Similar to St. André Bessette, C.S.C, Brother Columba came from a poor, devoted, and humble background. Born John O’Neill in Mackeysburg, Pennsylvania in 1848, he was the fifth son of six children born to Michael and Ellen (McGuire) O’Neill. Twins were born in Kilkenny, Ireland and four more children in Mackeysburg, one of the scores of small mining camps in Pennsylvania. Sometime in the mid-19th century, these camps were gathered together and were known as Minersville. Miners and their families either gathered slate or dug for coal. In Bother Columba’s biography “These Two Hearts,” by Brother Ernest Ryan, C.S.C., the author of this scant fifty-seven-page book, speaks of Brother Columba’s father, Michael, of Irish descent, living in Mackeysburg which “sent it quota of men” to fight for the Union. His son John (Brother Columba) left Mackeysburg for Colorado and then on to California apprenticed to a shoemaker. He was 14 years old in 1862.
It was in California that John met an itinerant cobbler who told him that he had learned his trade at the Manual Labor School on the grounds of a place called the University of Notre Dame. Biographer Ryan uses his imagination to describe John’s reaction. “While looking toward the heavens a strange light seemed to come into John O’Neill’s eyes and a strange feeling of peace flooded his soul. Could it be that it was to Notre Dame that God was calling him? Would he with his misshapen feet be admitted into the Brotherhood?” John O’Neill was called to the Brothers and would be admitted!
Historical records indicate that John made his way to Indiana, to Notre Dame, and eventually, into the office of Father Edward Sorin, the school’s president. He was met at the university gate by porter Brother Francis Xavier Patois and by novice master Father Augustin Louage. This was in 1874, and John, the soon-to-be Columba, was admitted to the Brothers because, for Father Sorin, no man or woman offered a gift that was too small when it came to the president’s desire to foster the growth of Holy Cross and Our Lady’s University on the two lakes in South Bend, Indiana. When Sorin realized that this newcomer was a cobbler and a shoemaker, he was warmly welcomed.

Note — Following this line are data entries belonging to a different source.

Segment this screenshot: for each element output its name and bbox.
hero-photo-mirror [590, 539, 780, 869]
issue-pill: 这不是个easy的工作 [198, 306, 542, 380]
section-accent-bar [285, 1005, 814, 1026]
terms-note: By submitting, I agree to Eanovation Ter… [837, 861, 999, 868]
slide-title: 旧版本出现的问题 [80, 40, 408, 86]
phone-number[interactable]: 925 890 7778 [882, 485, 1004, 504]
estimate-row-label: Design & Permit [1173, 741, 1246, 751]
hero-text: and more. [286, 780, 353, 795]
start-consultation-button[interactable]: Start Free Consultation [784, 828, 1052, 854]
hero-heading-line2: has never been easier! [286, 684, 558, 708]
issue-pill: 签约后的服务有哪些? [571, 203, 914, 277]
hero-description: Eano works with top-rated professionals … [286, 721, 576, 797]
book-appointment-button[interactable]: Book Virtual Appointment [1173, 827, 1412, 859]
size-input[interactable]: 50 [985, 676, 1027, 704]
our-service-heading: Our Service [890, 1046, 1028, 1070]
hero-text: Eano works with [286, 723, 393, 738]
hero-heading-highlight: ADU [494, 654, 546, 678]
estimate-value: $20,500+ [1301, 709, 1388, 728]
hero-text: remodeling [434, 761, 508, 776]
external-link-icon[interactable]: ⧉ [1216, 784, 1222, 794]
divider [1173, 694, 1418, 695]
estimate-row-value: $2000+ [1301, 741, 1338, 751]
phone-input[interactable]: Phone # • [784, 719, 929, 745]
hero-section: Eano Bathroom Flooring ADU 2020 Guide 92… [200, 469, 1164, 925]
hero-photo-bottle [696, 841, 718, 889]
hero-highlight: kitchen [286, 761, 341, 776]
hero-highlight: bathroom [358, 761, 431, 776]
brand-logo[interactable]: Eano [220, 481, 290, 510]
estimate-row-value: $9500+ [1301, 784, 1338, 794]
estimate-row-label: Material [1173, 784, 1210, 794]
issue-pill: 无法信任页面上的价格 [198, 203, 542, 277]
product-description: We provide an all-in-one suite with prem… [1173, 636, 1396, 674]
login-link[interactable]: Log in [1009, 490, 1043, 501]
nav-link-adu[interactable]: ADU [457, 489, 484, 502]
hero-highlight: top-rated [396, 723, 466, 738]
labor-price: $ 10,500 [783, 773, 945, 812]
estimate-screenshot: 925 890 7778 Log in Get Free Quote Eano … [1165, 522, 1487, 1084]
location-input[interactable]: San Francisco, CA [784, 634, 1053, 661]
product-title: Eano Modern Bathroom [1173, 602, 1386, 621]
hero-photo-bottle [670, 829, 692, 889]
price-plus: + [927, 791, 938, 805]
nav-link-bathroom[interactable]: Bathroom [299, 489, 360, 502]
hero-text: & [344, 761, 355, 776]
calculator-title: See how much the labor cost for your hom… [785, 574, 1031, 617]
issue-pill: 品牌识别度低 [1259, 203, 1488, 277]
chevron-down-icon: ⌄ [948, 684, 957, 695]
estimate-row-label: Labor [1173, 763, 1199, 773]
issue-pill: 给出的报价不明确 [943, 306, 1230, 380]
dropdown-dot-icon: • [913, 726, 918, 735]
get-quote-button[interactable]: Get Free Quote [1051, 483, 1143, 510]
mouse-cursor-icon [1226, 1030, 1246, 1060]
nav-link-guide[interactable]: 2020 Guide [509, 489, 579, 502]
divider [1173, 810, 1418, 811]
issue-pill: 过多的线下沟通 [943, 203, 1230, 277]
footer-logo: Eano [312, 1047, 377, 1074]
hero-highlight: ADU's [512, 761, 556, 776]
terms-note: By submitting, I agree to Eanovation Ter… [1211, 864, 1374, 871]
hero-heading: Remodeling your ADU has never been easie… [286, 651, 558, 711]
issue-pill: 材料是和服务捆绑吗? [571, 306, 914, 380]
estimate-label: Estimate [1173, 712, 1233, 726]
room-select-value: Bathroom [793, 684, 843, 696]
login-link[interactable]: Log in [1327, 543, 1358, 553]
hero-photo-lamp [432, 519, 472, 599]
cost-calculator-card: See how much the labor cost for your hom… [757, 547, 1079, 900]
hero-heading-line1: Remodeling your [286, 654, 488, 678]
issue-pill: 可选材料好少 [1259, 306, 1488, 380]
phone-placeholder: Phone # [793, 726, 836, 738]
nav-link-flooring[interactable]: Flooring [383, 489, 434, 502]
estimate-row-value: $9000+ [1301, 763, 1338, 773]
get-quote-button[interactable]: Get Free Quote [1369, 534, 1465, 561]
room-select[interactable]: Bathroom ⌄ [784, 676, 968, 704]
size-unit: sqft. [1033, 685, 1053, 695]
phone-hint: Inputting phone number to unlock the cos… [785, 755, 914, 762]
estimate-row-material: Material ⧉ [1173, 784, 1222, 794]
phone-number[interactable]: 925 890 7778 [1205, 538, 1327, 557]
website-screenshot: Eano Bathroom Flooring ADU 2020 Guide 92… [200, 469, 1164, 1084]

Brother Columba was a professed member of Holy Cross for 49 years—all of them as a cobbler, but not all of those years at Notre Dame. Initially, he offered to go to either Bengal or Molokai, and over the next 45 years, he petitioned two provincials and the superior general to grant that request. Upon his death and burial in late November 1923, Brother Columba’s “wonderful cures” were known across the United States and in many foreign countries. Devotees of the Sacred Heart of Jesus reached out to him because of his intercessory ability with the Son of God on their behalf. During his lifetime, he was widely known as the Divine Healer and the Miracle Man of Notre Dame.
In May of 2021, I had gathered enough information about the Divine Healer to reach out to South Bend/Fort Wayne Bishop Kevin Rhoades. I wanted to share with him what I was beginning to pull together and to ask for direction. Expecting that I would be asked to meet the bishop in Fort Wayne, I was surprised when he wanted to come to South Bend and meet me in the archives on June 10. He and I spent over three hours in the archives and another hour at Notre Dame’s Holy Cross Cemetery where Brother Columba is buried. When we parted ways, I felt energized by the bishop’s enthusiasm for the cause. On June 14, Bishop Rhoades wrote a letter in support of the furthering the Columba research and his support for beginning the Cause for Servant of God Brother Columba.
On June 28, a diocesan canon lawyer called the archives asking three questions about Brother Columba: what is the year of his death (1923); where he died (in the Community House on the campus of the University of Notre Dame); and if he died a martyr (no). Because Columba died one hundred years ago in November of 2023, his cause is an ancient one: there would be no one alive who knew him to be interviewed.